The Austrian leader also feels gloomy about the world economic crisis, which he believes is already fomenting serious political turmoil in developing countries and may soon spread to western nations.

"I'm not so sure that an unemployed worker in Detroit or in Belgium is convinced that he lives in a fine society," he said. "When he asks, 'Why is it impossible for millions to find jobs?' he only hears that the present economic crisis was a destiny that could not be overcome."

Kreisky, who has served as one of the guiding forces in North-South dialogue between rich and and poor countries, believes that the West will have to awaken to the idea that its recovery may depend on the Third World because that remains the largest source of untapped markets.

"Nobody is now saying tell the poor countries to go to hell," he said. "There is a growing consensus that a joint policy will be needed between rich and poor nations, another kind of Marshall Plan if you will, to revive the world economy."

Kreisky's grave concern about East-West relations and the world economic crisis also betrays an abdication of personal interest in searching for ways to cultivate peace in the Middle East.
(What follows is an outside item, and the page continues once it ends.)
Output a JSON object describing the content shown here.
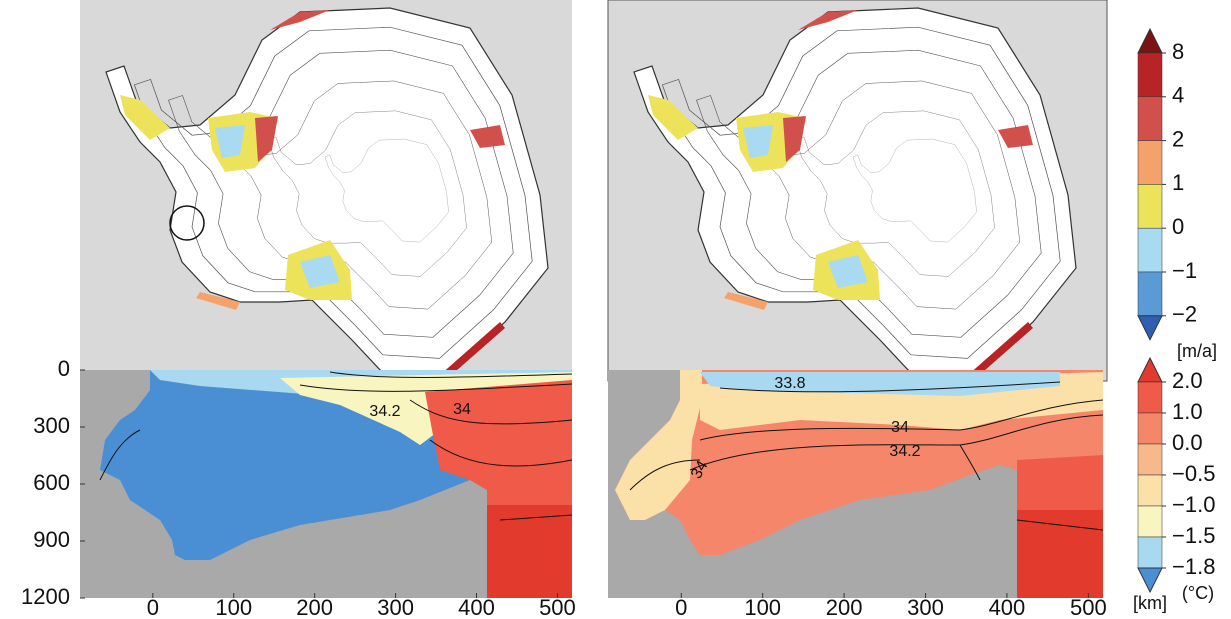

In his controversial efforts to probe new channels for peace, Kreisky has welcomed Libyan leader Col. Muammar Qaddafi to Austria, embraced Palestine Liberation Organization leader Yasser Arafat and found himself castigated as a self-hating Viennese Jew by the Israeli government for his espousal of Palestinian national rights.

Today, Kreisky says simply, "Israel is not ready for peace. There will have to be a change of government before any progress can be made."

Kreisky has not hesitated to call Israeli Prime Minister Menachem Begin "a semi-fascist who believes in war, in methods that are anti-democratic and in apartheid by his treatment of Palestinians inside Israel."

"The only chance for peace will come when Israel decides it must give up purely Palestinian lands, meaning the West Bank and the Gaza Strip, and give up its policy of apartheid toward the Arabs," he said.

He defends his overtures to Qaddafi, saying, "If one man can talk with him in a sensitive way, the world has a far better chance of moderating his behavior than if he is ostracized.

"Qaddafi is a revolutionary who thinks in different categories than you or me," Kreisky said. "I don't share his views--as a socialist I favor evolution. But we should try to use every opportunity available to build cooperation with the Arab world if we are going to have a dialogue to make peace."

Like many politicians, Kreisky admits that the excitement derived from power has whetted his appetite to continue in office. He is running again for reelection this April.

But the wear and tear from exercising power has taken its toll, as have a number of physical ailments that have seriously weakened him. In recent years, Kreisky has suffered from recurring eye infections, lumbago and emphysema, and now requires weekly kidney dialysis treatment. To sustain his health, he also has tried to spend more of his working days at his holiday retreat in Majorca, Spain.

"If we were prospering today, if de'tente was working, it would be easy to say goodbye," he says.

Instead, he vows to stay on as chancellor--if his party "wins a clear-cut majority" in April.